When an insurer reserves the right to deny indemnification, the insured has the right to protect itself by entering into a settlement agreement. Such an agreement is enforceable against the parties to the settlement but, as the SJC pointed out, is not necessarily enforceable against the insurer.
The mere existence of a settlement agreement does not create indemnification obligations where none were present in the first place. In this case, Commerce had obtained a declaration that its policy did not cover the claims in the wrongful death case because Padovano’s actions were deemed to be intentional. Therefore, there was no coverage for the claim and Commerce was not bound to pay the $7.7 million judgment. This left the court to decide whether Commerce was still responsible for postjudgment interest on the $20,000 compulsory insurance payment.
The SJC undertook a similar analysis with regard to underlitigation as the Superior Court had done, balancing the risk of collusion against the policy considerations that encourage settlement agreements. The court concluded that an insurer who defends a claim under a reservation of rights is bound by the amount of a judgment arising from a prejudgment settlement/assignment agreement where (1) the insurer is given notice of the settlement/assignment agreement and an opportunity to be heard by the court before judgment enters; (2) the insurer contests the judgment; and (3) the insured, after hearing, meets his or her burden of showing that the settlement is reasonable in amount.

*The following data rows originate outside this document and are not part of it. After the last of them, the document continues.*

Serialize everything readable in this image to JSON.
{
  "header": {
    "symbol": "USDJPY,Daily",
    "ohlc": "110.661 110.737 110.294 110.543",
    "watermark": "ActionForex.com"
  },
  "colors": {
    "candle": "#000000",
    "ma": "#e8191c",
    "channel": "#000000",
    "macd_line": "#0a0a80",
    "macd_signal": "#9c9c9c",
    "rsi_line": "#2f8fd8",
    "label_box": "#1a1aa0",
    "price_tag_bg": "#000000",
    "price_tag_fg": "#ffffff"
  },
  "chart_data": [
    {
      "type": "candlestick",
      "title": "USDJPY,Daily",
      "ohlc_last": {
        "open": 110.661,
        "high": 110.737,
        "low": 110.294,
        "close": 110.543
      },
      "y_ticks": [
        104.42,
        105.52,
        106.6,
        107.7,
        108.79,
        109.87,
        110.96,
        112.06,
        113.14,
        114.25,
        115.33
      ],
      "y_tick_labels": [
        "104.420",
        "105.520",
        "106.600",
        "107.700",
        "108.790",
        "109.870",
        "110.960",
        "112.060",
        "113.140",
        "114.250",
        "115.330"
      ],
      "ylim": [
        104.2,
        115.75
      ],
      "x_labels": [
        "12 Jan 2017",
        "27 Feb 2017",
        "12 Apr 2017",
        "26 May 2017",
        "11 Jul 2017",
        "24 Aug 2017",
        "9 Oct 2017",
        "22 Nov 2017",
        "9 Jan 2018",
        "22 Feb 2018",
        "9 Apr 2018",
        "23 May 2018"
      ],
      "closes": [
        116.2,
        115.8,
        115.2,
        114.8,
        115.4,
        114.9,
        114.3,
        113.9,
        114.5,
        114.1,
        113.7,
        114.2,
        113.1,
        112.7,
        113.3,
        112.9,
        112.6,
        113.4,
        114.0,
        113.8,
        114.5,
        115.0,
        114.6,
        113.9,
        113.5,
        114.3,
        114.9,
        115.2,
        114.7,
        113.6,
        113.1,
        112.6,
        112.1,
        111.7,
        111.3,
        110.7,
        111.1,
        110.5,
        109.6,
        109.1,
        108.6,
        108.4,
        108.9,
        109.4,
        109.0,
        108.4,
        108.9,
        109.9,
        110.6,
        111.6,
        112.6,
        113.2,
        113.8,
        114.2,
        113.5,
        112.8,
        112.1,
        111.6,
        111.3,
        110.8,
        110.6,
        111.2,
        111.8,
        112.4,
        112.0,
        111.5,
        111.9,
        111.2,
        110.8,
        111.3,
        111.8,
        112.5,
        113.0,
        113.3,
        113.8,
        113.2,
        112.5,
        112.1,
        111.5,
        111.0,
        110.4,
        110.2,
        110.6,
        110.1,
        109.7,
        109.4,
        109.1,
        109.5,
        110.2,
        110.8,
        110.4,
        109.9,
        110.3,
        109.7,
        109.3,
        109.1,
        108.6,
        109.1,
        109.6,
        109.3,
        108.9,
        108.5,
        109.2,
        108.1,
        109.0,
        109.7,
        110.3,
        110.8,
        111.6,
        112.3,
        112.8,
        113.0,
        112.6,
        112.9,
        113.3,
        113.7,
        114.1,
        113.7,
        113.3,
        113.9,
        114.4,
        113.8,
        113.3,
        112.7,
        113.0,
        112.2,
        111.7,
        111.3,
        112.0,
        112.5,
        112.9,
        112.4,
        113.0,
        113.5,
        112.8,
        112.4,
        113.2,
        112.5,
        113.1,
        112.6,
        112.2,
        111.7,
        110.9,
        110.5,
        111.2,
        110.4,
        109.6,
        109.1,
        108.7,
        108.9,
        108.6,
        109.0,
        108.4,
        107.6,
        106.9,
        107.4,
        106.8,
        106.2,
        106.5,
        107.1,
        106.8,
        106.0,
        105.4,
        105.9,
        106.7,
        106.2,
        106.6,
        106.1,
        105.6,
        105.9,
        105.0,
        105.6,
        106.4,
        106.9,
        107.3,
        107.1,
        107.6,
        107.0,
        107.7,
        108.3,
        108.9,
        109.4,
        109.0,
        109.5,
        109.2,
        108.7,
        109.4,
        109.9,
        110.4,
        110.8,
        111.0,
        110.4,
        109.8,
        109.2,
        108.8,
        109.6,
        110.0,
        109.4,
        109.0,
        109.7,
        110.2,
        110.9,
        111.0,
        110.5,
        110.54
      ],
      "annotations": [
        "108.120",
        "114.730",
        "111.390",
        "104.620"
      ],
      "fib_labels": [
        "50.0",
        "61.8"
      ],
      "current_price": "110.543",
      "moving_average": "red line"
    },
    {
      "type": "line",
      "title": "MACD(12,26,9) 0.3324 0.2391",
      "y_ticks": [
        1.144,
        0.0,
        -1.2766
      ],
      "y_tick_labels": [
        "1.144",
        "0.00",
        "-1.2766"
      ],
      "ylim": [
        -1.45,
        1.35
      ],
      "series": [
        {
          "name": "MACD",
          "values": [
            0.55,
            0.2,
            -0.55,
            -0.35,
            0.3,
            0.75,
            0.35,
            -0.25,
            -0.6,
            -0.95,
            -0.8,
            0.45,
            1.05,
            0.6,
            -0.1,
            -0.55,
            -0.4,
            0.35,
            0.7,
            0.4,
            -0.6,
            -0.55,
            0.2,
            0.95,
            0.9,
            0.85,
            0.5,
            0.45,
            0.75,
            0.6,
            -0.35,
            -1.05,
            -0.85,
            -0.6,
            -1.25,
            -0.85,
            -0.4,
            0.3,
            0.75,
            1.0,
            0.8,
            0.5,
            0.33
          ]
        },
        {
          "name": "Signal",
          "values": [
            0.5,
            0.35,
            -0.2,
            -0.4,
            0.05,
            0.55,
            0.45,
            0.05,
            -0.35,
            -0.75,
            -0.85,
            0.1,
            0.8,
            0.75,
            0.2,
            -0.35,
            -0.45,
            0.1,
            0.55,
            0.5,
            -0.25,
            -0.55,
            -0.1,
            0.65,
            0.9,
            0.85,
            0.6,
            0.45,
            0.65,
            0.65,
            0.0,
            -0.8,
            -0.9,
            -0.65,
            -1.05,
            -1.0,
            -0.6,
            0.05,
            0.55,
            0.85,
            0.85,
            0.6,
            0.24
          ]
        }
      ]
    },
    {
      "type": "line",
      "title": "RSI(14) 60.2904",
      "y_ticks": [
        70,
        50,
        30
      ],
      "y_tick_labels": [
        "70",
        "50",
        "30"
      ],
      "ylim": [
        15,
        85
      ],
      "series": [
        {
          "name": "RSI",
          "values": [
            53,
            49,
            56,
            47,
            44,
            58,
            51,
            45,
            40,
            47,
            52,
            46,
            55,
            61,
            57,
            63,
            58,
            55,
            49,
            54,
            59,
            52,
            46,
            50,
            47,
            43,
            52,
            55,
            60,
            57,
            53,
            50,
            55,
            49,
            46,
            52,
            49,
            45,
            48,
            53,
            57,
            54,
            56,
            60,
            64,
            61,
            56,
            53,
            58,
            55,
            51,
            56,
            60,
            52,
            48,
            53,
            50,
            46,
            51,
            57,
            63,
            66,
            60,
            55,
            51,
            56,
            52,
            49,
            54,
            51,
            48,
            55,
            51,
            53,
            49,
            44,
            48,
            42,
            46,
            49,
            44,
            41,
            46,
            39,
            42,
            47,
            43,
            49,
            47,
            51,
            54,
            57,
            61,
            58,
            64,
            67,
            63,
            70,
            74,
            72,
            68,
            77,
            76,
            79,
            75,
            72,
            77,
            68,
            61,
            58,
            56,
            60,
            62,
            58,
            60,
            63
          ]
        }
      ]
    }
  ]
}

Further, the court held that a “reasonable” settlement amount cannot exceed the limits of insurance coverage, since any recovery under the assignment agreement will come from the insurer. In this case, because no reasonableness review had been conducted, the SJC remanded the case for a review on the reasonableness of the settlement/assignment agreement.
This case illustrates how an insurer can challenge underlitigation in certain situations. It also shows that, while settlement and assignment agreements are useful, they cannot unfairly expose an insurer to liability that exceeds its policy limits.
This case should act as a warning to counsel to carefully assess the recoverability of judgments. In the absence of a defendant who can personally pay a large judgment, or other extraneous circumstances, such as Chapter 176D liability against the insurer, settlement and assignment agreements should be kept within the limits of any applicable insurance policy.